Ça n’arrive pas qu’à
nous…
En guise de conclusion, voici une nouvelle
qui n’a plus rien de sensationnel après tout ce que nous venons de lire, mais
qui a l’intérêt de nous donner le fin mot de tous ces avortements – j’allais
écrire : ces infanticides –
politico-littéraires. Pourquoi écrivent-ils, ces auteurs si manifestement
incapables de soutenir l’idée de voir leur propre ouvrage dans les rayonnages
d’une librairie quand selon le sens du vent il risquerait d’y diffuser une
lumière trop crue ou sur eux-mêmes ou sur des vérités qu’ils ont déguisées ou qu’ils
auraient aimé enfouir ? L’explication se trouve peut-être dans l’étrange événement que voici :
« Ségolène Royal renonce à faire paraître son livre "Notre chance
d'être français", dont la sortie était prévue pour le 7 mai » (…) Selon sa maison d'édition Grasset, la
nouvelle ministre de l'Écologie souhaite "se consacrer exclusivement"
à ses nouvelles fonctions. Un mois avant la date de sortie programmée, elle
renonce donc à publier "Notre chance d'être français". Le parti-pris
de cet ouvrage est d'aborder avec lucidité ce qui malmène l'idée que nous nous faisons
de nous-mêmes et de notre avenir commun,
résumait Ségolène Royal dans la présentation du livre diffusée sur le site de
l'éditeur. A toutes et à tous, il
voudrait faire partager le goût de la France, ce pays qui n'est vraiment
lui-même qu'assoiffé d'idéal, capable de fraternité, audacieux dans l'action. »[6]

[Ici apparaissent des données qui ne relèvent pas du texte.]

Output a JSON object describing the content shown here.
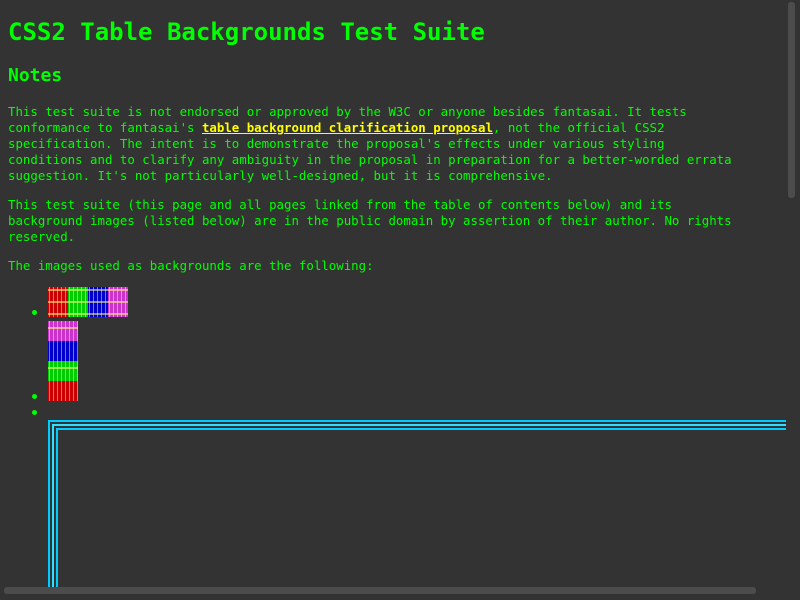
{
  "page": {
    "title": "CSS2 Table Backgrounds Test Suite",
    "notes_heading": "Notes",
    "p1_before": "This test suite is not endorsed or approved by the W3C or anyone besides fantasai. It tests\nconformance to fantasai's ",
    "p1_link": "table background clarification proposal",
    "p1_after": ", not the official CSS2\nspecification. The intent is to demonstrate the proposal's effects under various styling\nconditions and to clarify any ambiguity in the proposal in preparation for a better-worded errata\nsuggestion. It's not particularly well-designed, but it is comprehensive.",
    "p2": "This test suite (this page and all pages linked from the table of contents below) and its\nbackground images (listed below) are in the public domain by assertion of their author. No rights\nreserved.",
    "p3": "The images used as backgrounds are the following:"
  },
  "colors": {
    "background": "#333333",
    "text": "#00ff00",
    "link": "#ffff00",
    "border_cyan": "#00ccff"
  },
  "images": [
    {
      "name": "horizontal-stripes-image",
      "palette": [
        "#cc0000",
        "#00cc00",
        "#0000cc",
        "#cc33cc"
      ]
    },
    {
      "name": "vertical-stripes-image",
      "palette": [
        "#cc33cc",
        "#0000cc",
        "#00cc00",
        "#cc0000"
      ]
    },
    {
      "name": "cyan-border-image",
      "palette": [
        "#00ccff"
      ]
    }
  ]
}
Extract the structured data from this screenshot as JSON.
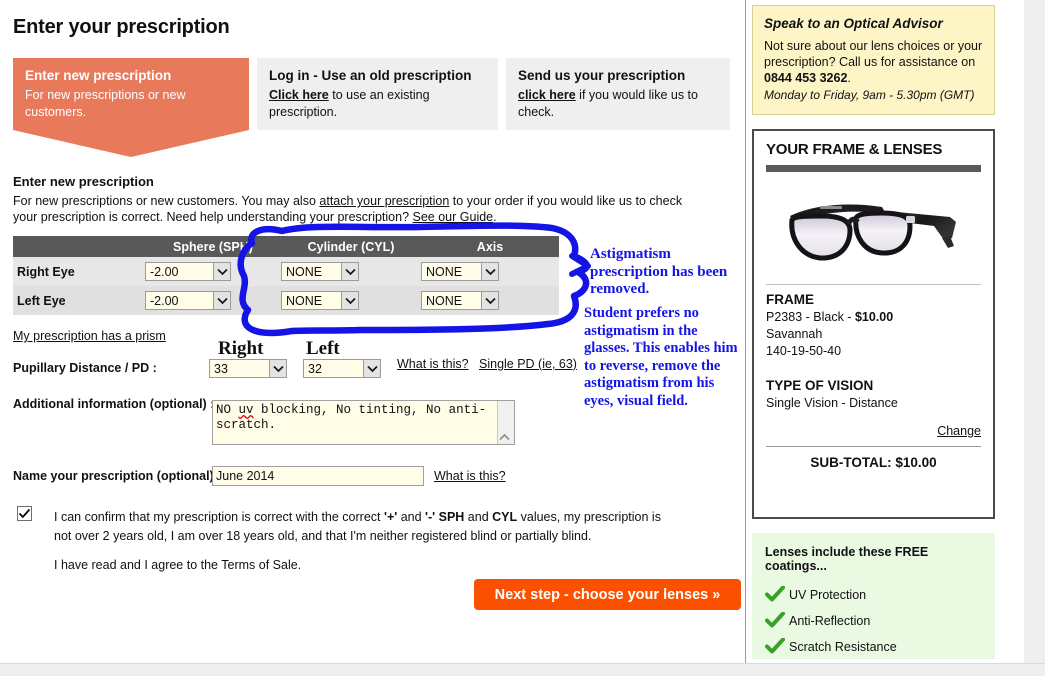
{
  "page": {
    "title": "Enter your prescription"
  },
  "tabs": [
    {
      "title": "Enter new prescription",
      "sub": "For new prescriptions or new customers.",
      "active": true
    },
    {
      "title": "Log in - Use an old prescription",
      "link": "Click here",
      "sub_rest": " to use an existing prescription."
    },
    {
      "title": "Send us your prescription",
      "link": "click here",
      "sub_rest": " if you would like us to check."
    }
  ],
  "intro": {
    "heading": "Enter new prescription",
    "part1": "For new prescriptions or new customers. You may also ",
    "link1": "attach your prescription",
    "part2": " to your order if you would like us to check your prescription is correct. Need help understanding your prescription? ",
    "link2": "See our Guide",
    "part3": "."
  },
  "rx_table": {
    "headers": [
      "",
      "Sphere (SPH)",
      "Cylinder (CYL)",
      "Axis"
    ],
    "rows": [
      {
        "eye": "Right Eye",
        "sph": "-2.00",
        "cyl": "NONE",
        "axis": "NONE"
      },
      {
        "eye": "Left Eye",
        "sph": "-2.00",
        "cyl": "NONE",
        "axis": "NONE"
      }
    ]
  },
  "prism_link": "My prescription has a prism",
  "pd": {
    "right_label": "Right",
    "left_label": "Left",
    "row_label": "Pupillary Distance / PD :",
    "right_value": "33",
    "left_value": "32",
    "link_what": "What is this?",
    "link_single": "Single PD (ie, 63)"
  },
  "additional": {
    "label": "Additional information (optional) :",
    "value_pre": "NO ",
    "value_misspelled": "uv",
    "value_post": " blocking, No tinting, No anti-scratch."
  },
  "name_field": {
    "label": "Name your prescription (optional) :",
    "value": "June 2014",
    "link": "What is this?"
  },
  "confirm": {
    "checked": true,
    "text_a": "I can confirm that my prescription is correct with the correct  ",
    "plus": "'+'",
    "text_b": " and ",
    "minus": "'-'",
    "sph": " SPH",
    "text_c": " and ",
    "cyl": "CYL",
    "text_d": " values, my prescription is not over 2 years old, I am over 18 years old, and that I'm neither registered blind or partially blind.",
    "terms": "I have read and I agree to the Terms of Sale."
  },
  "next_button": {
    "label": "Next step - choose your lenses »"
  },
  "annotations": {
    "note_1": "Astigmatism prescription has been removed.",
    "note_2": "Student prefers no astigmatism in the glasses. This enables him to reverse, remove the astigmatism from his eyes, visual field.",
    "ink_color": "#1414e6"
  },
  "advisor": {
    "heading": "Speak to an Optical Advisor",
    "body_a": "Not sure about our lens choices or your prescription? Call us for assistance on ",
    "phone": "0844 453 3262",
    "body_b": ".",
    "hours": "Monday to Friday, 9am - 5.30pm (GMT)"
  },
  "frame_panel": {
    "title": "YOUR FRAME & LENSES",
    "frame_heading": "FRAME",
    "frame_line1_a": "P2383 - Black - ",
    "frame_line1_price": "$10.00",
    "frame_line2": "Savannah",
    "frame_line3": "140-19-50-40",
    "vision_heading": "TYPE OF VISION",
    "vision_value": "Single Vision - Distance",
    "change_link": "Change",
    "subtotal": "SUB-TOTAL: $10.00"
  },
  "coatings": {
    "heading": "Lenses include these FREE coatings...",
    "items": [
      "UV Protection",
      "Anti-Reflection",
      "Scratch Resistance"
    ]
  },
  "colors": {
    "tab_active": "#e8795a",
    "button": "#fa5000",
    "table_header": "#595959",
    "advisor_bg": "#fdf5c6",
    "coatings_bg": "#e9f9e2",
    "input_bg": "#fffce8",
    "annotation": "#1414e6",
    "tick_green": "#3aa02a"
  }
}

Comme quoi les motifs en apparence les plus nobles et
les plus généreux de les écrire ne suffisent pas à sauver cette sorte de livres
dès lors que leur parution risquerait d’impacter dangereusement l’image que
leurs auteurs aiment à se donner d’eux-mêmes. C’est qu’il ne s’agit pas
vraiment de livres, mais d’actes malveillants sournoisement et malignement prémédités en vue
non d’éclairer l’opinion, mais de la polluer et la corrompre. De sorte que dans
notre cas ces avortements, ou ces infanticides, de livres peuvent être interprétés
comme autant de reculs de nos ennemis face à notre résistance et, par
conséquent, comme autant de raisons de la continuer sans désemparer.